The further back you go, the thinner the seam of data gets. The earliest DNAccesible human bones in Ireland were discovered by spelunkers in a limestone cave in the NW. They have been carbon dated to the Mesolithic and their owners /users were probably hunter-gatherers. But in terms of Eurogenetics, those bones are on another planet.
A more recent, and much better preserved skull [L reconstructed head of Our Lady of Ballynahatty] was unearthed at Ballynahatty near Belfast. She is Neolithic and from an era that had embraced farming. The largest cultural artifact of that era, 120km due S but still in Ireland is Newgrange: a mighty pile of engineered stones, some decorated, some sorted by colour, protecting a portal tomb whose access passage precisely aligns with the Winter Solstice. It is older than Stonehenge, older than the Pyramids at Giza.  Her DNA profile [marked Bh above] bares no genetic resemblance to modern Irish people but slides neatly into place between Spain and Sardinia; she was clearly European but not our sort of European.

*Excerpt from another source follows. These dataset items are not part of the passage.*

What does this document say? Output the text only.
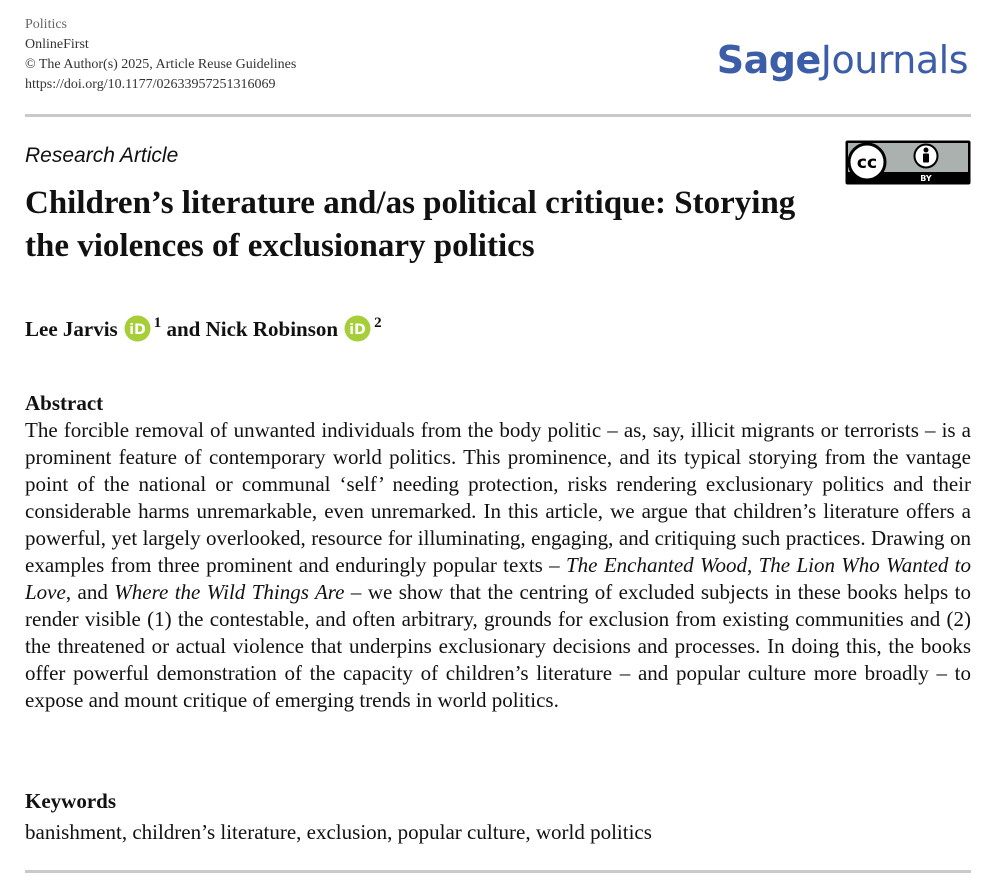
Politics
OnlineFirst
© The Author(s) 2025, Article Reuse Guidelines
https://doi.org/10.1177/02633957251316069
SageJournals
Research Article	cc
BY
Children’s literature and/as political critique: Storying the violences of exclusionary politics
Lee Jarvis iD $^1$ and Nick Robinson iD $^2$
Abstract

The forcible removal of unwanted individuals from the body politic – as, say, illicit migrants or terrorists – is a prominent feature of contemporary world politics. This prominence, and its typical storying from the vantage point of the national or communal ‘self’ needing protection, risks rendering exclusionary politics and their considerable harms unremarkable, even unremarked. In this article, we argue that children’s literature offers a powerful, yet largely overlooked, resource for illuminating, engaging, and critiquing such practices. Drawing on examples from three prominent and enduringly popular texts – The Enchanted Wood, The Lion Who Wanted to Love, and Where the Wild Things Are – we show that the centring of excluded subjects in these books helps to render visible (1) the contestable, and often arbitrary, grounds for exclusion from existing communities and (2) the threatened or actual violence that underpins exclusionary decisions and processes. In doing this, the books offer powerful demonstration of the capacity of children’s literature – and popular culture more broadly – to expose and mount critique of emerging trends in world politics.

Keywords
banishment, children’s literature, exclusion, popular culture, world politics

1,000 years later, another cultural transition appears in the archaeological record. It is fatuous and just wrong to think of the Neolithic society which created Newgrange [and the Ringstone, of which we are Guardians] as "banging two rocks together". That society was cohesive, sophisticated, religious, hierarchical and driven by the aesthetic. But the metalworkers from The East bringing copper and tin together in durable bronze weapons & knives; gold fancy-goods; and distinctive domestic pottery were a different culture altogether. The team from Trinity have shown clearly that they were different genetically as as well. Three Bronze Age skulls from Rathlin Island off the Antrim coast of Northern Ireland have now also had their genomes exposed to the public gaze. They are a bit on the edge of the local modern demographic [marked Ra on the genetic map above] but recognisably of and from these WEA islands. It's all been published in, the prestigious, PNAS.

You might think that Lara Cassidy is lucky to have gotten such a fabulous project with which to get her start in science [7 peer-reviewed pubs; two as 1st author; 1 in Science 2 in PNAS; not to mention all the press coverage]. It is not always like that: with the best will and skill in the world you can sign up to a project which has no hope of working out because it has been poorly conceived or grossly underfunded or has an terrible supervisor. But that project was lucky to get Cassidy because her telegraphic CV indicates quite extraordinary levels of achievement = determination and dedication. I've suggested before that you make your own luck, through finding a good fit to your talents and working damned hard at your craft. You can almost hear a Professor Bracknell echoing Oscar Wilde with "To sequence one ancient genome, Ms Cassidy, looks like fortune; to sequence several looks like carefulness." 
Bob B'godde Bracknell I wish I'd said that.
Bracknell: You will, Bob, you will next [last] time you are invited to Commons at TCD

but it's not about me, it's about More women in science.